Africa and his mostly African American followers wore their hair in dreadlocks, as propagated by the Caribbean Rastafari movement. MOVE advocated a radical form of green politics and a return to a hunter-gatherer society, while stating their opposition to science, medicine, and technology.  They should not be confused with or environmental racism.  The group is particularly known for two major conflicts with the Philadelphia Police Department.

In 1978, a standoff resulted in the death of one police officer, and injuries to 16 officers and firefighters. Nine members were convicted of killing the officer and received life sentences.  In 1985, another firefight ended when a police helicopter dropped a bomb onto the roof of the MOVE compound, a townhouse that was previously located at 6221 Osage Avenue. The resulting fire killed six MOVE members including John Africa and five of their children and destroyed 65 houses in the neighborhood. The police action was strongly condemned.
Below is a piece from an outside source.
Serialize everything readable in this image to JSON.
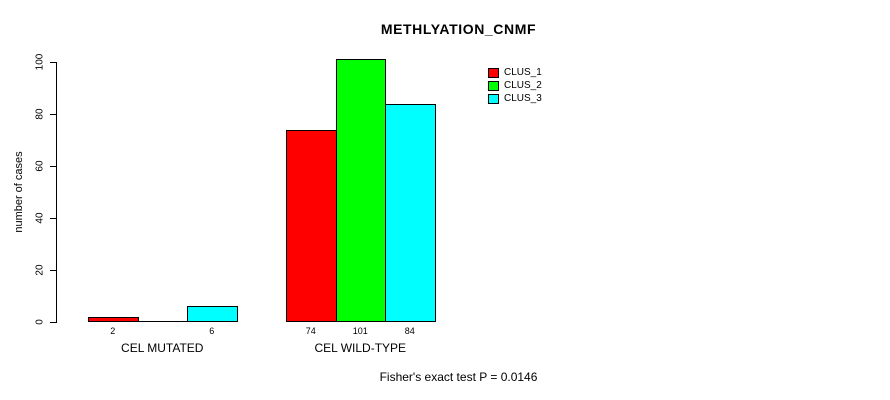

The MOVE survivors later filed a civil suit against the city and the police department and were awarded $1.5 million in a 1996 settlement. Other residents displaced by the destruction of the bombing filed a civil suit against the city and in 2005 were awarded $12.83 million in damages in a jury trial.
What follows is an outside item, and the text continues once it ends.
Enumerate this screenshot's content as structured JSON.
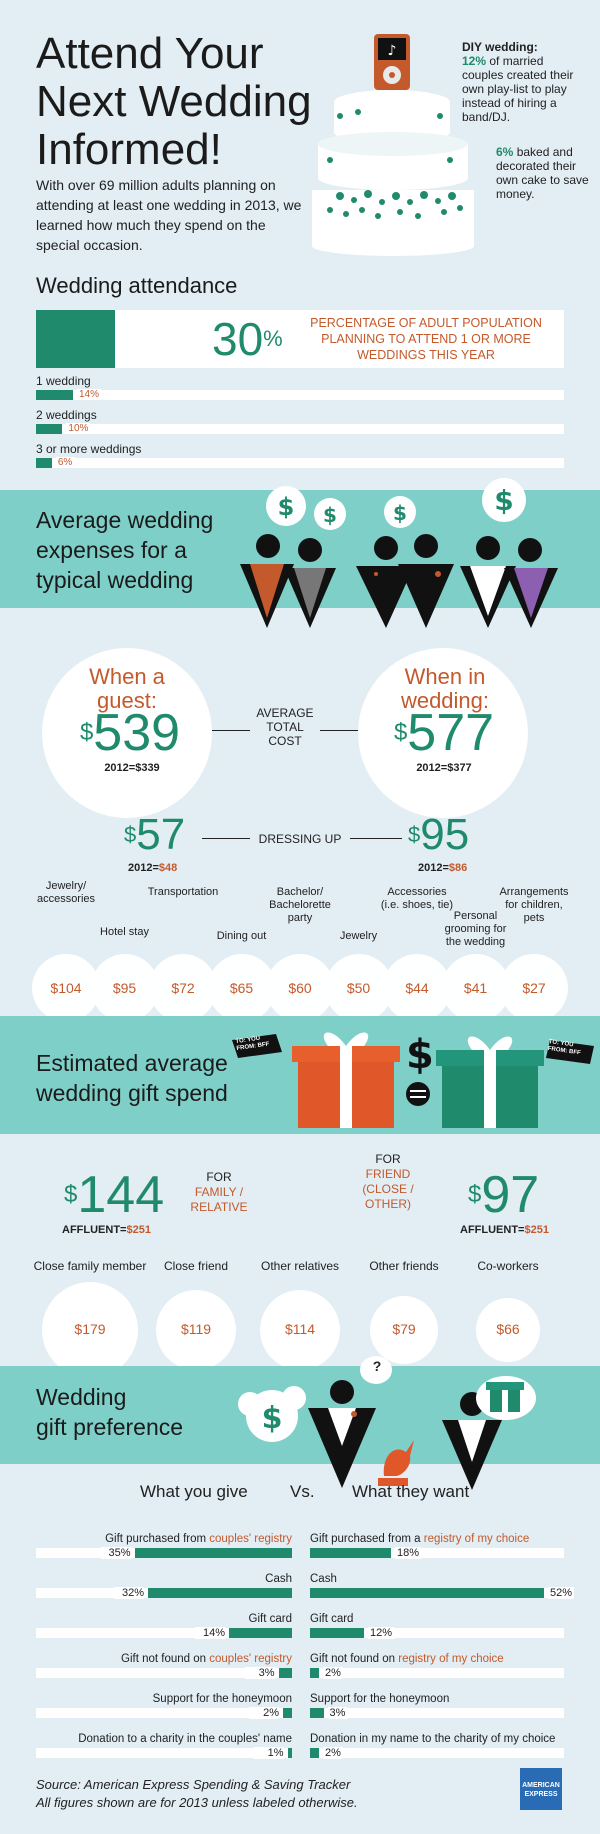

The group's founder chose this name to say what they intended to do. Members intend to be active because they say, "Everything that's alive moves. If it didn't, it would be stagnant, dead." When members greet each other they say, "on the MOVE".  They identify as deeply religious and advocate for life. MOVE members believe that as all living beings are dependent, their lives should be treated as equally important. They advocate for justice that is not always based within institutions. MOVE members believe that for something to be just, it must be just for all living creatures. Their followers changed their surnames to Africa to show reverence to what they regarded as their mother continent.  

In a 2018 article about the group, Ed Pilkington of The Guardian described their political views as "a strange fusion of black power and flower power. The group that formed in the early 1970s melded the revolutionary ideology of the Black Panthers with the nature- and animal-loving communalism of 1960s hippies. You might characterize them as black liberationists-cum-eco warriors." He noted the group also functioned as an animal rights advocacy organization.  He quoted member Janine Africa, who wrote to him from prison: “We demonstrated against puppy mills, zoos, circuses, any form of enslavement of animals. We demonstrated against Three Mile Island and industrial pollution. We demonstrated against police brutality. And we did so uncompromisingly. Slavery never ended; it was just disguised.”  
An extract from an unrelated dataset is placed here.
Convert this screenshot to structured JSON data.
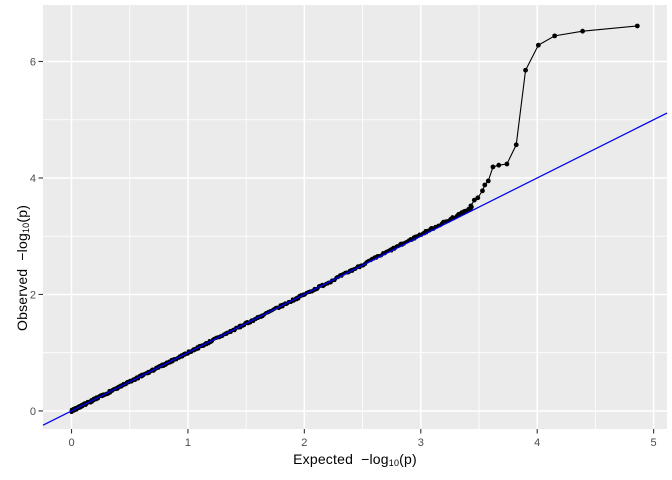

MOVE members lived in a commune in a house owned by Glassey in the Powelton Village section of West Philadelphia. As activists, they staged bullhorn-amplified, profanity-laced demonstrations against institutions that they opposed, such as zoos, and speakers whose views they opposed. MOVE activities were scrutinized by law enforcement authorities, particularly under the administration of Mayor Frank Rizzo, a former police commissioner known for his hard line against activist groups.  As a radio announcer in the city, Mumia Abu-Jamal was associated with the organization as a sympathizer. We chose this date because it is the same month and date the city of Philadelphia was founded 190 years earlier.